Il termine inglese Stalking, mutuato dal linguaggio dei cacciatori, significa letteralmente “fare la posta a qualcuno”, attraverso comportamenti che possono andare dalla sorveglianza costante alla ricerca continua di un contatto e che, normalmente, portano lo stalker a concentrare una serie di attenzioni morbose nei confronti della propria vittima, generandole stati di paura e ansia, arrivando persino a compromettere lo svolgimento della normale vita quotidiana.

Il fenomeno dello Stalking iniziò ad essere definito come tale all’inizio degli anni ottanta negli Stati Uniti a seguito di gravi fatti di cronaca che videro protagonisti alcuni personaggi dello spettacolo presi d’assalto e perseguitati da ammiratori particolarmente ossessionati: fu così che nel 1991 in California venne emanata la prima legge anti-Stalking, mentre In Italia il reato di Stalking è stato introdotto a seguito dell’approvazione del D.L. 23 febbraio 2009 n. 11, convertito con Legge 23 aprile 2009 n. 38, che ha visto l’inserimento nel codice penale dell’art. 612 bis rubricato “Atti persecutori”.

Da un punto di vista criminologico, lo stalker è una persona che non riesce ad accettare l’abbandono del partner o di altra figura significativa e che cerca di ristabilire il rapporto interrotto, oppure un individuo che nutre un rancore per una causa estranea ad un rapporto affettivo, ma dovuta ad un altro tipo di rapporto quale ad esempio professionale; in altri casi lo stalker è un molestatore sessuale, che individua l’oggetto del suo desiderio nella vittima (anche sconosciuta) ed effettua una serie di tentativi di approccio.
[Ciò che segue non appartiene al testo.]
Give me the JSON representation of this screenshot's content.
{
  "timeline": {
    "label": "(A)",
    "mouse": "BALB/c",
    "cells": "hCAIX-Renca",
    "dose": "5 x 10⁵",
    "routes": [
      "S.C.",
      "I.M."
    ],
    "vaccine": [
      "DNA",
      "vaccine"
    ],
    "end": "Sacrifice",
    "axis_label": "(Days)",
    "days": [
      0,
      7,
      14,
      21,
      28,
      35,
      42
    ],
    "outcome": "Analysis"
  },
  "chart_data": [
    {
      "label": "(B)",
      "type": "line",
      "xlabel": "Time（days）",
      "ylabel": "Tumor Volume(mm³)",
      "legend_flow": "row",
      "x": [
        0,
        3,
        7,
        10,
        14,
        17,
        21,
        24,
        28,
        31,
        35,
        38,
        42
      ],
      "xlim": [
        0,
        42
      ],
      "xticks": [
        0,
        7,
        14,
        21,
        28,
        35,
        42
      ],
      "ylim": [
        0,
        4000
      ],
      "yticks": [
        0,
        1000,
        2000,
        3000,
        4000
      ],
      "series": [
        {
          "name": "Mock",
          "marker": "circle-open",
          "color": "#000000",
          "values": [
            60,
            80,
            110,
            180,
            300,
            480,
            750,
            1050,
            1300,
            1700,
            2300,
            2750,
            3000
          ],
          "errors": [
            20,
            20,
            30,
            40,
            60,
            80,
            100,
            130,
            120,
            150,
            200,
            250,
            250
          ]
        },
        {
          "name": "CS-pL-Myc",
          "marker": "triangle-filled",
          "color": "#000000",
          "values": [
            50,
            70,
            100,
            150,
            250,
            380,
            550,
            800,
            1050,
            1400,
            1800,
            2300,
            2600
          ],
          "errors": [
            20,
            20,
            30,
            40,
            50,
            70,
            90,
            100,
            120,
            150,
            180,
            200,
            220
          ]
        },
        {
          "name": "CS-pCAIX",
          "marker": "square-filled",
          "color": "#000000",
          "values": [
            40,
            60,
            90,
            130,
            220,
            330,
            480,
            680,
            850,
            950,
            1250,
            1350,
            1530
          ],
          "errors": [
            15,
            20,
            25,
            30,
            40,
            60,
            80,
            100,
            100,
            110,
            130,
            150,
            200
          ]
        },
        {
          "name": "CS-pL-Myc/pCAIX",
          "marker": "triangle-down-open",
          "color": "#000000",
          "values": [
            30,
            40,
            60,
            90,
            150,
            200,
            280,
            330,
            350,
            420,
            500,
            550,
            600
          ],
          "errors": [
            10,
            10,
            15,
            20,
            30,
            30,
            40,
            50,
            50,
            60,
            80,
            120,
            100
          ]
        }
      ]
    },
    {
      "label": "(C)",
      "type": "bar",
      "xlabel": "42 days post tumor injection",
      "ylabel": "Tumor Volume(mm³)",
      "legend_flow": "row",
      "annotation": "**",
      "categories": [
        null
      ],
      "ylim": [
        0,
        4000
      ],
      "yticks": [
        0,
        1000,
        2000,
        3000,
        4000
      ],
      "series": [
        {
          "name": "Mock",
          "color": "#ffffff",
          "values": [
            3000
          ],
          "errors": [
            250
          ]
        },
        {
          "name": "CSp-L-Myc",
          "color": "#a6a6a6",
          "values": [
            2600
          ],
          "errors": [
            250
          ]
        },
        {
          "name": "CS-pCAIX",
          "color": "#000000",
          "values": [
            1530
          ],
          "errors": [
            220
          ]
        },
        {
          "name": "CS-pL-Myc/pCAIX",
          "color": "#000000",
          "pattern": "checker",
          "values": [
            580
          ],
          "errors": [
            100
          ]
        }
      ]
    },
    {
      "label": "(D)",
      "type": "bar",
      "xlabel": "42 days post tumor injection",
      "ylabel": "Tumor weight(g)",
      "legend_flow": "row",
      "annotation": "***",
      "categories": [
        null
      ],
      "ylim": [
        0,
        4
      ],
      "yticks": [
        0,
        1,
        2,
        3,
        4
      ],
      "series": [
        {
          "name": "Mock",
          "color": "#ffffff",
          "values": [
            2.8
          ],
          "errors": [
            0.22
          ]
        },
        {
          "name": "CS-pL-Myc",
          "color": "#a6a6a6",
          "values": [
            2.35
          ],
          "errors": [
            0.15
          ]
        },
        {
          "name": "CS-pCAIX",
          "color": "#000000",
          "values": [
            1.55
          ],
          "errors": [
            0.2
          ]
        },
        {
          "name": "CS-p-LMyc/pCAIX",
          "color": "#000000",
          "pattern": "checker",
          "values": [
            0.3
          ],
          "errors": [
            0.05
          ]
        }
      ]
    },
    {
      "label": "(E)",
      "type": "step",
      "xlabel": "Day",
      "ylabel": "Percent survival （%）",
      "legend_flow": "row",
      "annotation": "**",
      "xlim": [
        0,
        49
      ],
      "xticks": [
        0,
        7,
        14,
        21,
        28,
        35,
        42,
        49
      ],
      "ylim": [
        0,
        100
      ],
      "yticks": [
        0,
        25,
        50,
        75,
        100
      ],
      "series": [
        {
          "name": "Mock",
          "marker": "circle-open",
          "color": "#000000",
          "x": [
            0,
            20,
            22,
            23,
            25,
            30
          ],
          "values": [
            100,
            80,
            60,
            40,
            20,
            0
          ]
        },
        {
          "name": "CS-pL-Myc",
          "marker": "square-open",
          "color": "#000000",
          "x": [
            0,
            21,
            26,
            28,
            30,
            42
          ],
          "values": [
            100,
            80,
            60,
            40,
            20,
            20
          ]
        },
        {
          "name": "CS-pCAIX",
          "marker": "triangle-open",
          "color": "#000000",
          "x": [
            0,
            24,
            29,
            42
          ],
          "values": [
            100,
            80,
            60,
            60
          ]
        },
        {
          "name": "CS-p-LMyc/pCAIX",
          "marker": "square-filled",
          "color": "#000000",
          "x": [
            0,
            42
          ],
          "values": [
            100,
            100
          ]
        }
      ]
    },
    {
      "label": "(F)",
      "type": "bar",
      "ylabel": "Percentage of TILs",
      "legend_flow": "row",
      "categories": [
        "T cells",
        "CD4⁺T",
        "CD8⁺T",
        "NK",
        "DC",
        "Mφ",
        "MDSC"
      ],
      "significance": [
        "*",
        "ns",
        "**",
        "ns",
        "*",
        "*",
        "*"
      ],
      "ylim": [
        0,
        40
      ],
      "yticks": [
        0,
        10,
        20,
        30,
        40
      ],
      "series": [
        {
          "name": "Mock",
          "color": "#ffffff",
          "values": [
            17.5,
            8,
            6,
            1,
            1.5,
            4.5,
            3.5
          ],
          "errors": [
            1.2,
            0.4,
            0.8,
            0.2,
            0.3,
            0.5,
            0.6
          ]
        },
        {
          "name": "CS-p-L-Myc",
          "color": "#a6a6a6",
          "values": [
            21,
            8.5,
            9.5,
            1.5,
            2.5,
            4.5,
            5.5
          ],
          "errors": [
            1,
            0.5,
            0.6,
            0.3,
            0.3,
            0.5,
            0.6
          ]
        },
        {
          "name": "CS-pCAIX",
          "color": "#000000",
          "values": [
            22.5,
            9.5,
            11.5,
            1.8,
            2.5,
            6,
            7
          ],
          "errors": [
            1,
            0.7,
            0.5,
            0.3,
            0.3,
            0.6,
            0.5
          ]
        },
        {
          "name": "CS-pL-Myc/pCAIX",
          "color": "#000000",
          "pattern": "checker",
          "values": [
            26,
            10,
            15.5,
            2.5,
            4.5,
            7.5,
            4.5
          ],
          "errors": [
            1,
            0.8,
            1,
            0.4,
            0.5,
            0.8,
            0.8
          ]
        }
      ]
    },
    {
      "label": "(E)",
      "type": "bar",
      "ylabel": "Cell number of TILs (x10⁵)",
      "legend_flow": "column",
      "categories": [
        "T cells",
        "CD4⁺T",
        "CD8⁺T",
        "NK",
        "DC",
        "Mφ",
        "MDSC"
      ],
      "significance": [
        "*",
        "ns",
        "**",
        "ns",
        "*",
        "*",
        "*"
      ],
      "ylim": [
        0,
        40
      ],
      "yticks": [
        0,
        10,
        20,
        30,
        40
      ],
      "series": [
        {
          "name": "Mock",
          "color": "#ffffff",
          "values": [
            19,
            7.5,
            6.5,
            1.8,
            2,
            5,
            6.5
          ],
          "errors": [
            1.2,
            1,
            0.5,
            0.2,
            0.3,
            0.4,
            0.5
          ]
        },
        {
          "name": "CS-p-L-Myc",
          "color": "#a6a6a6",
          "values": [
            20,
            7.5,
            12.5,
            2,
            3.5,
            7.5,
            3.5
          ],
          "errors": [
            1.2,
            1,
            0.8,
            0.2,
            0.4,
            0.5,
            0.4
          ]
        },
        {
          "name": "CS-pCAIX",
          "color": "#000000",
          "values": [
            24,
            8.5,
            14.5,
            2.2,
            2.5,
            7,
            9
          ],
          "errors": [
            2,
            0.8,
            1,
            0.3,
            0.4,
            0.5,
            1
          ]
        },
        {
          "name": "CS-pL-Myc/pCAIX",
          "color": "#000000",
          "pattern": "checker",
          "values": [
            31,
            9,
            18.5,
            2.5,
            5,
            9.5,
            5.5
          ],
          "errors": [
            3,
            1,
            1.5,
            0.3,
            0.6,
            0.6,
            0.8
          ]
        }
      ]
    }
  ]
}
Da un punto di vista pratico, l’esperienza giudiziaria di altri paesi e le scienze psichiatriche hanno condotto all’individuazione di tutta una serie di tipiche ipotesi di condotte di stalking, che vanno dal pedinamento ad  altre forme di controllo sulla vita del soggetto molestato ad esempio: sorveglianza attorno all’abitazione o al luogo di lavoro; comunicazioni intrusive con la persona o con i suoi conoscenti (telefoniche, anche con sms; per posta; per e-mail; con messaggi lasciati sulla macchina o sulla porta di casa del molestato; etc.); nelle condotte minacciose di qualsiasi tipo dirette alla vittima o ai suoi familiari; in approcci diretti, in pubblico o sul luogo di lavoro; in comportamenti ulteriori, come l’ordinare beni per conto del molestato, l’invio di doni non graditi, il far trovare oggetti (per esempio animali o parti di animali morti), gli atti di vandalismo sulle proprietà del molestato ( per esempio tagliare le gomme dell’automobile), l’uccisione di animali domestici della vittima,etc.

Con l’introduzione di detta disposizione il legislatore ha inteso arginare un fenomeno sempre più diffuso che colpisce ogni anno un elevato numero di vittime, soprattutto donne.
A norma dell’art. 612-bis c.p., dunque, soggiace alla pena prevista per il reato di atti persecutori (reclusione da sei mesi a cinque anni):

colui che con condotte reiterate, minaccia o molesta taluno in modo da ingenerare un perdurante e grave stato di ansia o di paura ovvero da ingenerare un fondato timore per l’incolumità propria o di un prossimo congiunto o di persona al medesimo legata da relazione affettiva ovvero da costringere lo stesso ad alterare le proprie abitudini di vita”.

La pena prevista è poi aumentata qualora il fatto sia commesso nell’ambito familiare (art. 612-bis, comma 2) o qualora sia commesso in danno di particolari soggetti c.d. deboli, quali i minori, le donne in stato di gravidanza o i disabili (art. 612-bis, comma 3).

Il delitto è punito normalmente a querela della persona offesa, ma si procede d’ufficio se il fatto è commesso nei confronti di un minore o di una persona con disabilità di cui all’art.3 della legge 5 febbraio 1992, n.104, nonché quando il fatto è connesso con altro delitto.